Call for Comments (from Meghan)

  • For those of you living in the Northern Hemisphere, have you noticed any of the first signs of spring showing themselves?
  • Do you ever struggle with rectifying the signals your body gives you during the winter to ‘hibernate’ and rest with the desire you have to exercise and/or spend time outside?

There are 4 comments

  1. Enric Martinez

    “Motivational challenged”, love that.

    I just bought myself a decent headlamp that I will be using for something like a month.
    The weather here in Holland is unusually hot these last winters, we are right now around 10C (~50 F) while a week ago it was under the freezing point. And dry. We haven’t seen snow worth mention for 5 years or so. Good for running, but it feels quite awkward.

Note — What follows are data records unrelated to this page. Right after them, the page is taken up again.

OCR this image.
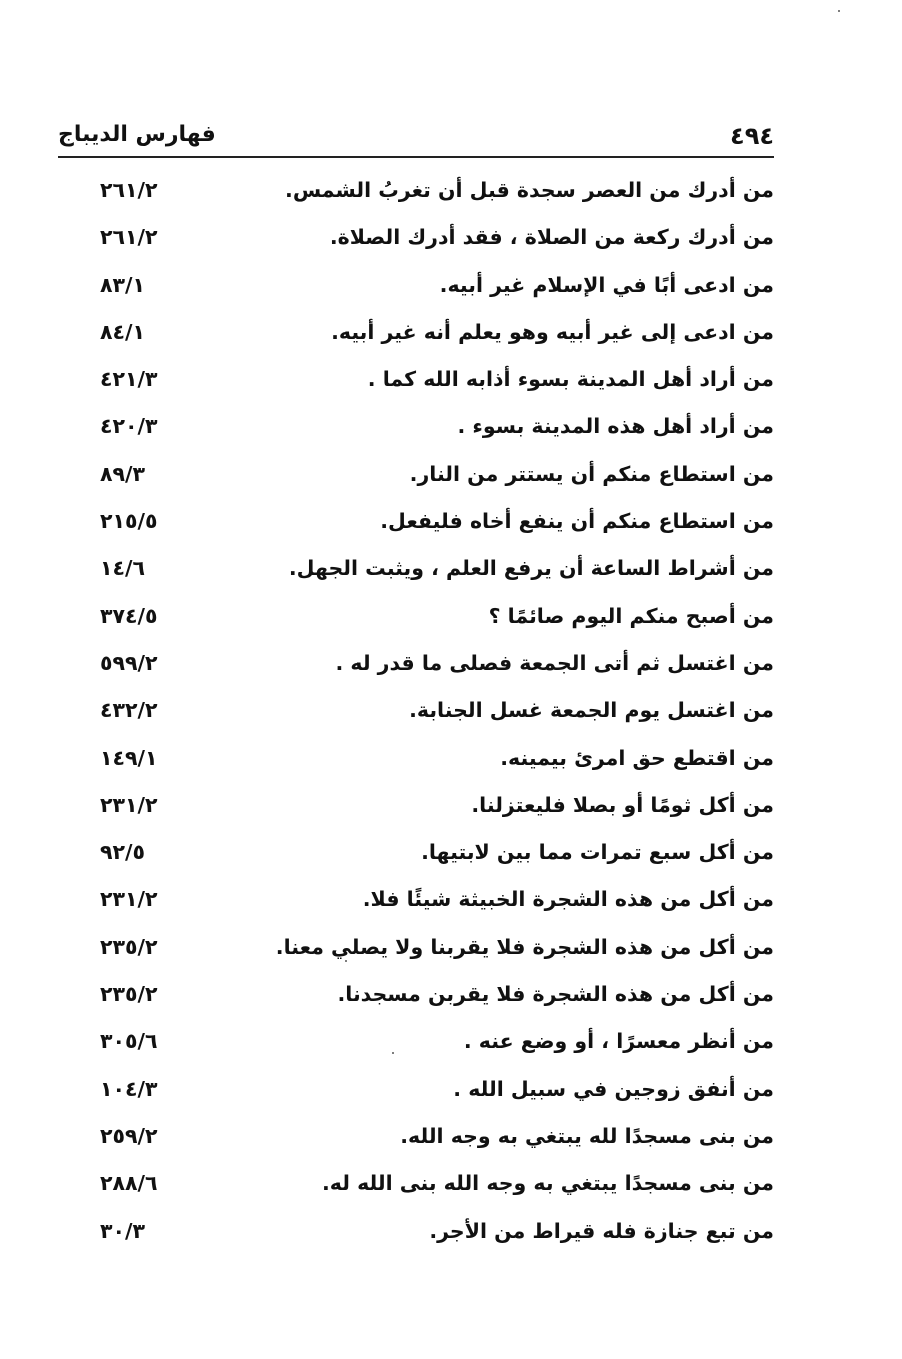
٤٩٤
فهارس الديباج
من أدرك من العصر سجدة قبل أن تغربُ الشمس.
٢٦١/٢
من أدرك ركعة من الصلاة ، فقد أدرك الصلاة.
٢٦١/٢
من ادعى أبًا في الإسلام غير أبيه.
٨٣/١
من ادعى إلى غير أبيه وهو يعلم أنه غير أبيه.
٨٤/١
من أراد أهل المدينة بسوء أذابه الله كما .
٤٢١/٣
من أراد أهل هذه المدينة بسوء .
٤٢٠/٣
من استطاع منكم أن يستتر من النار.
٨٩/٣
من استطاع منكم أن ينفع أخاه فليفعل.
٢١٥/٥
من أشراط الساعة أن يرفع العلم ، ويثبت الجهل.
١٤/٦
من أصبح منكم اليوم صائمًا ؟
٣٧٤/٥
من اغتسل ثم أتى الجمعة فصلى ما قدر له .
٥٩٩/٢
من اغتسل يوم الجمعة غسل الجنابة.
٤٣٢/٢
من اقتطع حق امرئ بيمينه.
١٤٩/١
من أكل ثومًا أو بصلا فليعتزلنا.
٢٣١/٢
من أكل سبع تمرات مما بين لابتيها.
٩٢/٥
من أكل من هذه الشجرة الخبيثة شيئًا فلا.
٢٣١/٢
من أكل من هذه الشجرة فلا يقربنا ولا يصلي معنا.
٢٣٥/٢
من أكل من هذه الشجرة فلا يقربن مسجدنا.
٢٣٥/٢
من أنظر معسرًا ، أو وضع عنه .
٣٠٥/٦
من أنفق زوجين في سبيل الله .
١٠٤/٣
من بنى مسجدًا لله يبتغي به وجه الله.
٢٥٩/٢
من بنى مسجدًا يبتغي به وجه الله بنى الله له.
٢٨٨/٦
من تبع جنازة فله قيراط من الأجر.
٣٠/٣
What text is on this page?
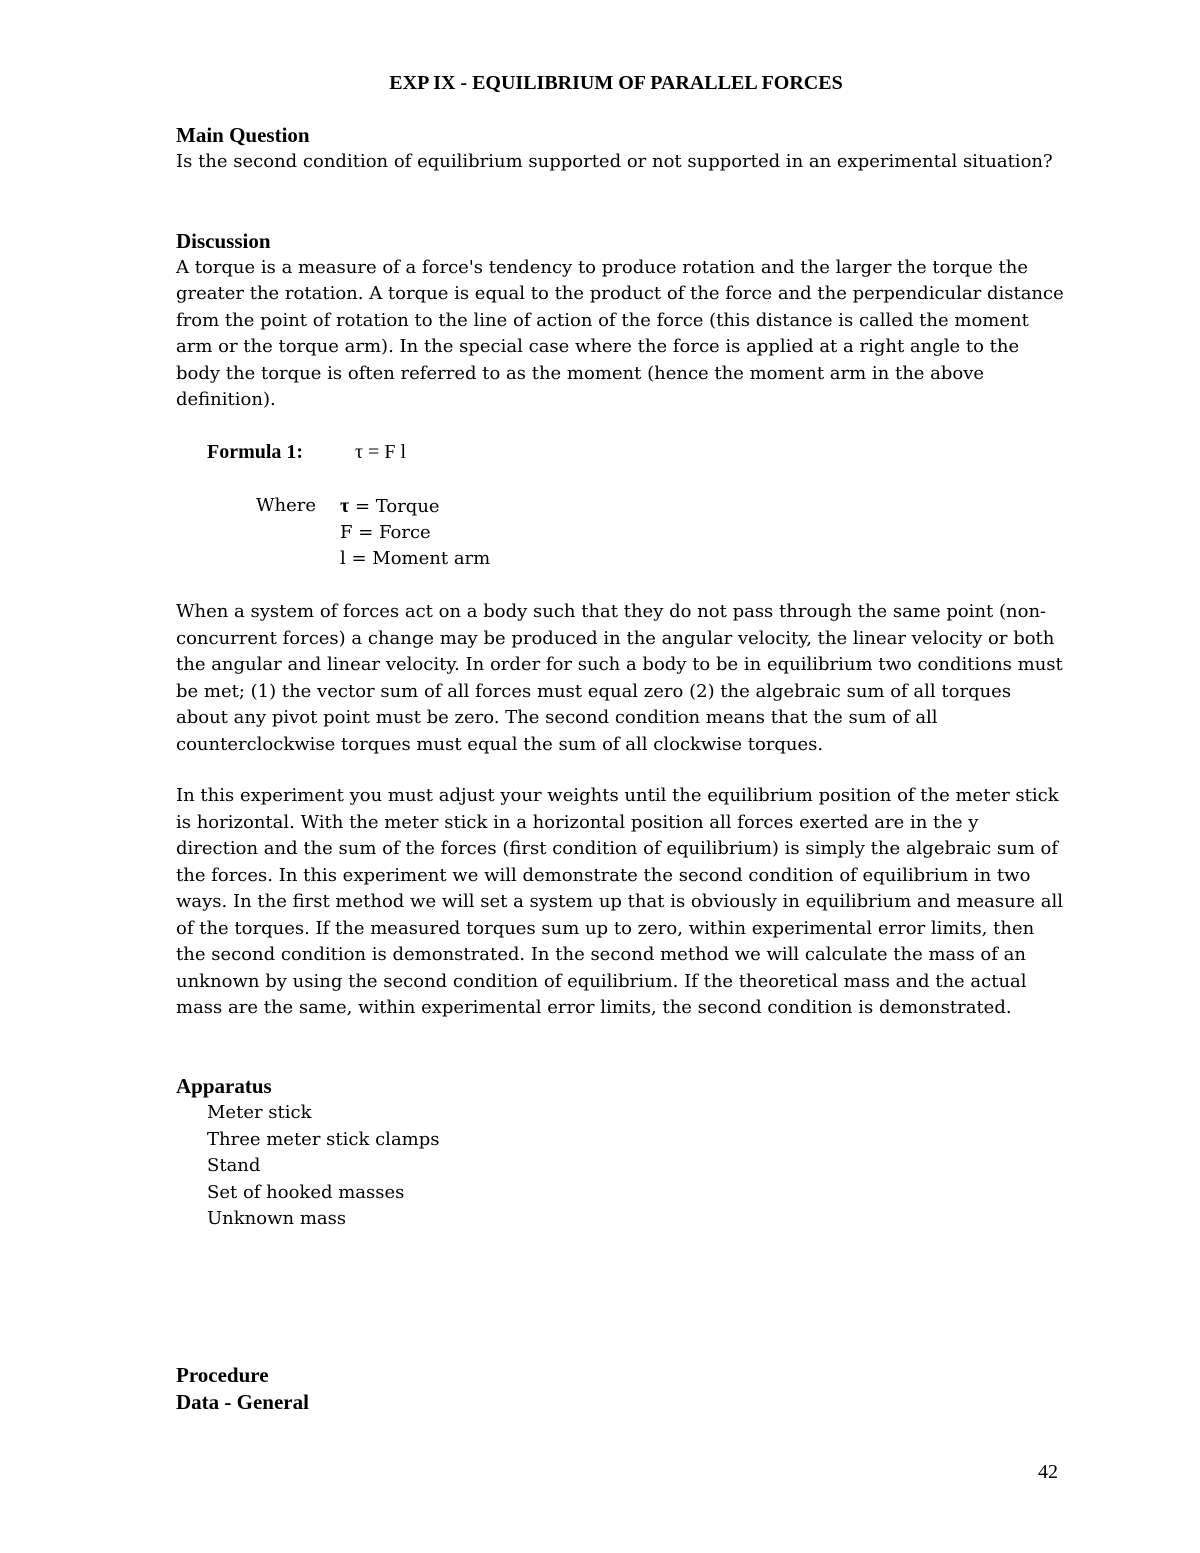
EXP IX - EQUILIBRIUM OF PARALLEL FORCES
Main Question

Is the second condition of equilibrium supported or not supported in an experimental situation?

Discussion

A torque is a measure of a force's tendency to produce rotation and the larger the torque the greater the rotation. A torque is equal to the product of the force and the perpendicular distance from the point of rotation to the line of action of the force (this distance is called the moment arm or the torque arm). In the special case where the force is applied at a right angle to the body the torque is often referred to as the moment (hence the moment arm in the above definition).

Formula 1:	τ = F l
Where τ = Torque
F = Force
l = Moment arm

When a system of forces act on a body such that they do not pass through the same point (non-concurrent forces) a change may be produced in the angular velocity, the linear velocity or both the angular and linear velocity. In order for such a body to be in equilibrium two conditions must be met; (1) the vector sum of all forces must equal zero (2) the algebraic sum of all torques about any pivot point must be zero. The second condition means that the sum of all counterclockwise torques must equal the sum of all clockwise torques.

In this experiment you must adjust your weights until the equilibrium position of the meter stick is horizontal. With the meter stick in a horizontal position all forces exerted are in the y direction and the sum of the forces (first condition of equilibrium) is simply the algebraic sum of the forces. In this experiment we will demonstrate the second condition of equilibrium in two ways. In the first method we will set a system up that is obviously in equilibrium and measure all of the torques. If the measured torques sum up to zero, within experimental error limits, then the second condition is demonstrated. In the second method we will calculate the mass of an unknown by using the second condition of equilibrium. If the theoretical mass and the actual mass are the same, within experimental error limits, the second condition is demonstrated.

Apparatus
Meter stick
Three meter stick clamps
Stand
Set of hooked masses
Unknown mass
Procedure
Data - General
42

    I’m looking forward at the coming months when the sun is still rising during the morning runs (I run also at 6:00!), later, closer to the summer with the sun completely out it is not so beautiful anymore.

  2. Rob

    I’ve had some down moments this winter struggling with a back issue and lack of motivation, even with an April race on the calendar. But some of my most enjoyable runs around town have happened between 10pm – 1am, not a lot of noise and traffic, usually less windy, mostly around 10F (with or w/out windchill). I can hear my footfalls on the snow or bare pavement as I try to avoid the icy spots.

  3. Kate

    I have already turned the corner into the light. January is the hardest month, the darkest, but very slowly toward the end of that month I begin to feel a little bit better. February and March may be freezing cold, snowy, windy, but the days are longer and that’s all I need.

  4. Todd R. Sears

    I had been training through the unrelenting Vermont winter for a February race in Texas. It was bracing, emboldening, and humbling. Numb face, frozen beard, and barely-responsive legs stumbling through a Shackletonian landscape, trying to get ready for the thing. I flew down to the race and was greeted by sun, temps in the 50s-60s, and the good fortune to once again run in shorts and a single shirt. My pre-race shake-out run was an exercise in joy. So damned good. The race went well enough, but the trip turned out to be a big, fat bodacious tease. Why? Because here I sit back in my mountain home, a week after finishing, sipping a cup of coffee, waiting for the 18″-20″ dump of powder due us today, not even a whisper of Spring in sight. Only bare trees and plows. No tequila and fajitas.